Selon le patron de la Coordination des mouvements prônant l’inclusivité et signataires de l’Accord du 15 mai (Compis 15), si la mise en œuvre de l’Accord issu du processus d’Alger accuse du retard, c’est parce qu’il y a un blocage dans la mise en place du Comité de suivi dudit accord (CSA). Aussi, Mohamed Ousmane estime-t-il que le cantonnement des ex-combattants pourrait être un échec s’il intervenait dans des conditions qui ne respectent pas le principe de l’inclusivité. Nous vous proposons l’interview qu’il nous a accordée en marge de l’assemblée générale de la Comode. C’était ce samedi 12 décembre, à la Pyramide du Souvenir.
Le Prétoire : Plusieurs acteurs du processus s’accordent à reconnaître que la mise en œuvre de l’Accord accuse du retard. Certaines parties accusent même le gouvernement d’être de mauvaise foi. Qu’en pensez-vous à la Compis 15 ?

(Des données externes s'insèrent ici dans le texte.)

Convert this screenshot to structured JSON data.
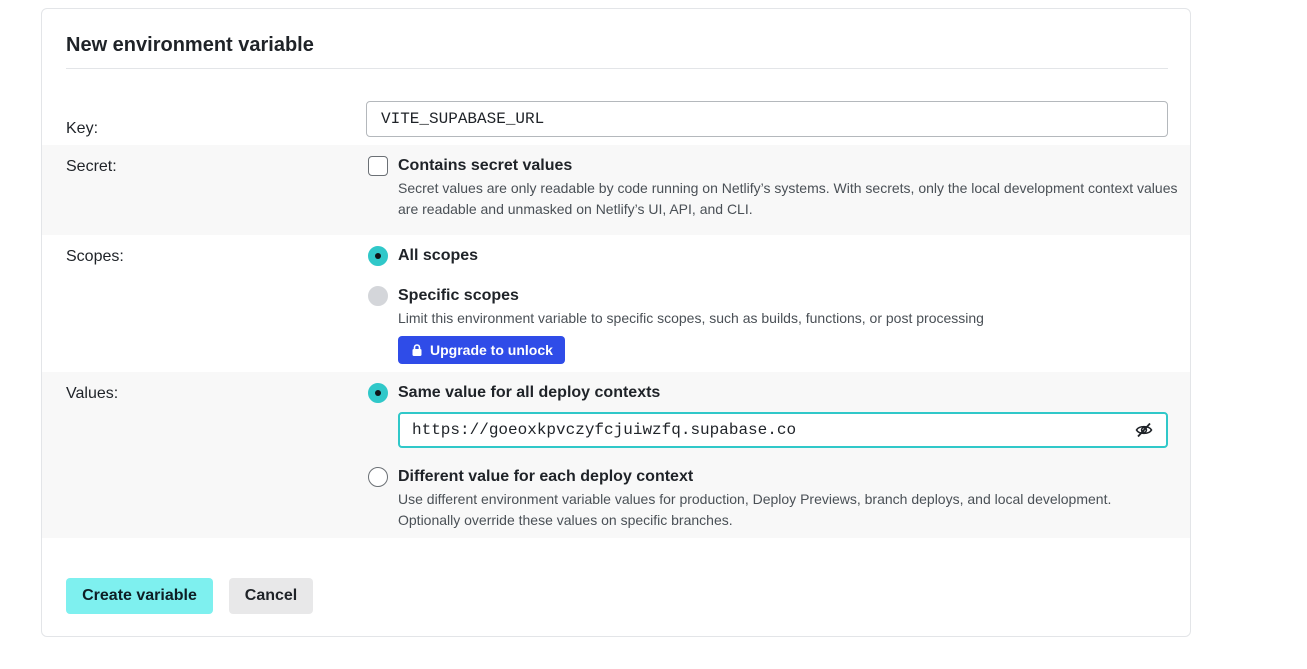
{
  "form": {
    "title": "New environment variable"
  },
  "key": {
    "label": "Key:",
    "value": "VITE_SUPABASE_URL"
  },
  "secret": {
    "label": "Secret:",
    "checkbox_label": "Contains secret values",
    "checked": false,
    "description": "Secret values are only readable by code running on Netlify’s systems. With secrets, only the local development context values are readable and unmasked on Netlify’s UI, API, and CLI."
  },
  "scopes": {
    "label": "Scopes:",
    "all_label": "All scopes",
    "specific_label": "Specific scopes",
    "specific_description": "Limit this environment variable to specific scopes, such as builds, functions, or post processing",
    "upgrade_label": "Upgrade to unlock",
    "upgrade_icon": "lock-icon"
  },
  "values": {
    "label": "Values:",
    "same_label": "Same value for all deploy contexts",
    "value": "https://goeoxkpvczyfcjuiwzfq.supabase.co",
    "reveal_icon": "eye-slash-icon",
    "different_label": "Different value for each deploy context",
    "different_description": "Use different environment variable values for production, Deploy Previews, branch deploys, and local development. Optionally override these values on specific branches."
  },
  "actions": {
    "create_label": "Create variable",
    "cancel_label": "Cancel"
  },
  "colors": {
    "accent": "#30c8c9",
    "primary_button": "#7ef0ef",
    "upgrade_button": "#2f4ce8"
  }
}
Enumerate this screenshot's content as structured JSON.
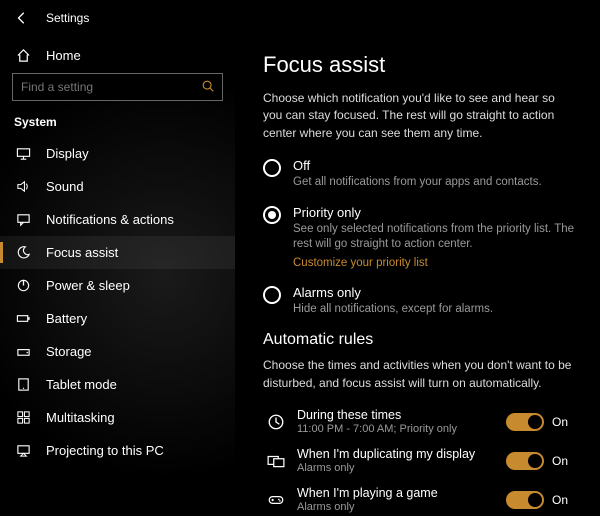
{
  "header": {
    "title": "Settings"
  },
  "sidebar": {
    "home_label": "Home",
    "search_placeholder": "Find a setting",
    "section_label": "System",
    "items": [
      {
        "label": "Display"
      },
      {
        "label": "Sound"
      },
      {
        "label": "Notifications & actions"
      },
      {
        "label": "Focus assist"
      },
      {
        "label": "Power & sleep"
      },
      {
        "label": "Battery"
      },
      {
        "label": "Storage"
      },
      {
        "label": "Tablet mode"
      },
      {
        "label": "Multitasking"
      },
      {
        "label": "Projecting to this PC"
      }
    ]
  },
  "main": {
    "title": "Focus assist",
    "description": "Choose which notification you'd like to see and hear so you can stay focused. The rest will go straight to action center where you can see them any time.",
    "options": [
      {
        "title": "Off",
        "sub": "Get all notifications from your apps and contacts."
      },
      {
        "title": "Priority only",
        "sub": "See only selected notifications from the priority list. The rest will go straight to action center.",
        "link": "Customize your priority list"
      },
      {
        "title": "Alarms only",
        "sub": "Hide all notifications, except for alarms."
      }
    ],
    "auto_title": "Automatic rules",
    "auto_desc": "Choose the times and activities when you don't want to be disturbed, and focus assist will turn on automatically.",
    "rules": [
      {
        "title": "During these times",
        "sub": "11:00 PM - 7:00 AM; Priority only",
        "state": "On"
      },
      {
        "title": "When I'm duplicating my display",
        "sub": "Alarms only",
        "state": "On"
      },
      {
        "title": "When I'm playing a game",
        "sub": "Alarms only",
        "state": "On"
      }
    ]
  },
  "colors": {
    "accent": "#c78a2e"
  }
}
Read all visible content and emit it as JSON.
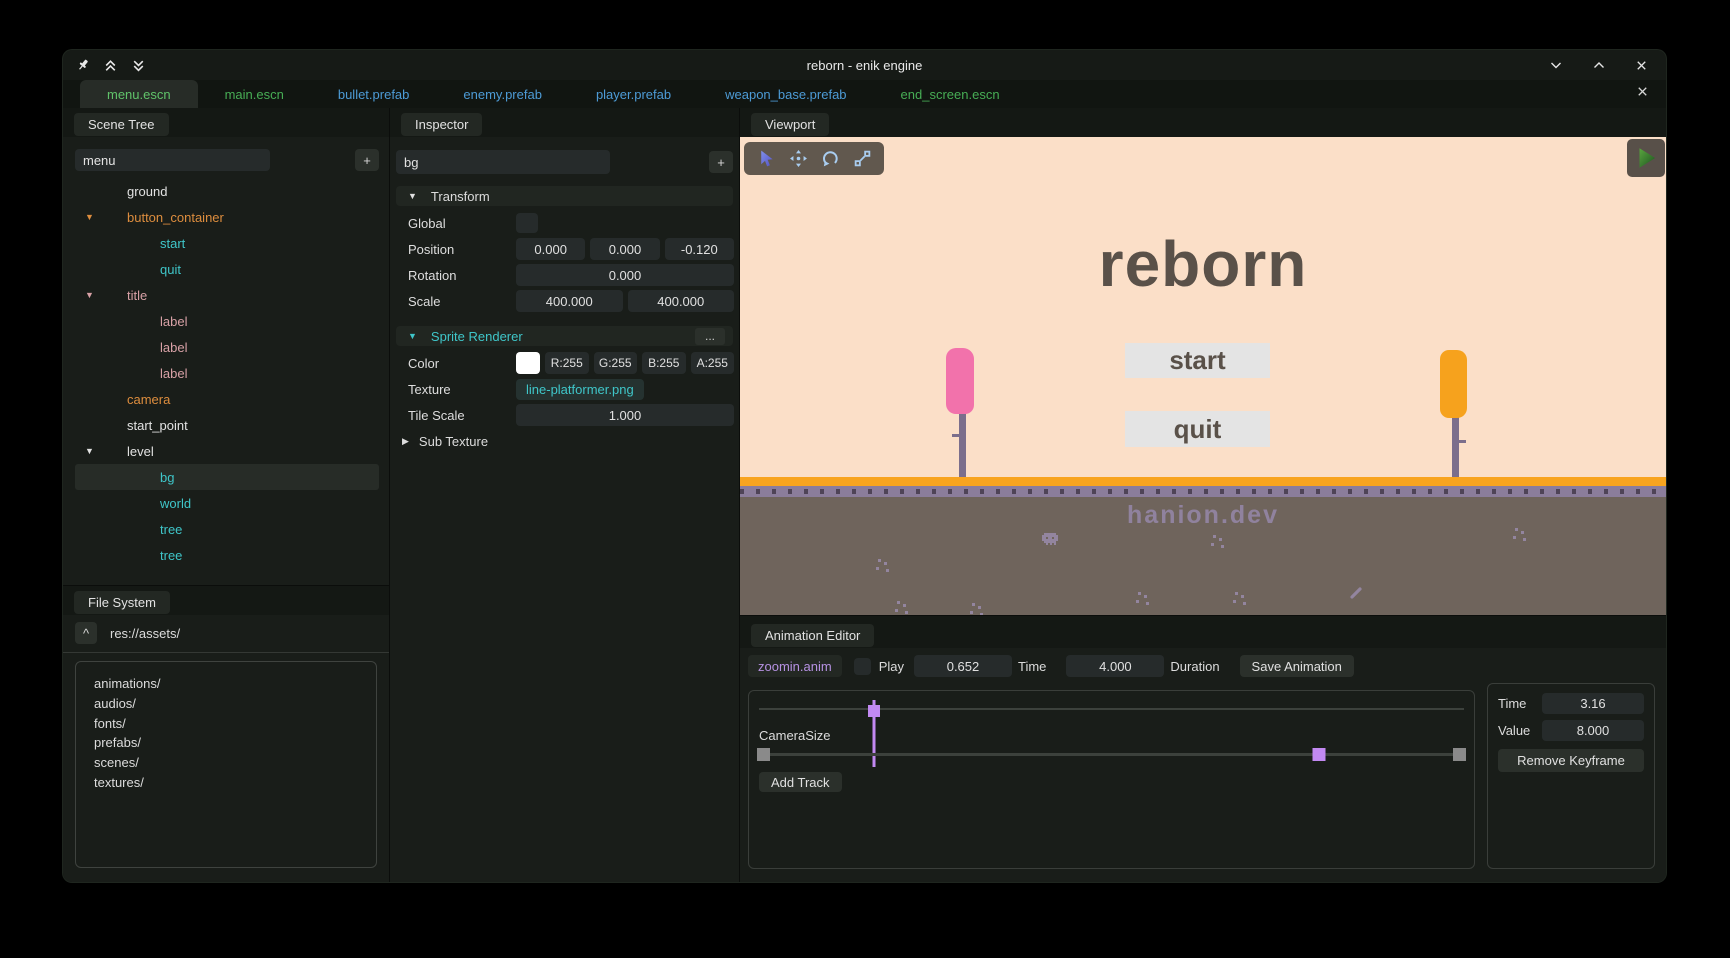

Mohamed Ousmane Ag Mohamedoune: Effectivement, le processus accuse du retard parce qu’on n’arrive pas à mettre en place le Comité de suivi de l’Accord. On cherche à cacher que ça bloque. C’est vrai qu’il y a des choses qui avancent, mais cela ne suffit pas par rapport aux six mois qui se sont écoulés. Mais le gouvernement ne doit pas être accusé, à mon avis. Le gouvernement a certaines difficultés pour lesquelles il a besoin du soutien du peuple pour s’imposer. Souvent, on l’oblige à rester au rang de simple partie à l’Accord. On oublie que le gouvernement n’est pas une partie ordinaire au même titre que la Plateforme ou la CMA. Çà, c’est fausser les données et cela risque de mettre le Mali en difficulté. En tant qu’Etat, le gouvernement a des prérogatives. Et de ce point de vue, est l’acteur principal pour préserver la participation de l’ensemble des Maliens au processus et assurer l’inclusivité de l’Accord.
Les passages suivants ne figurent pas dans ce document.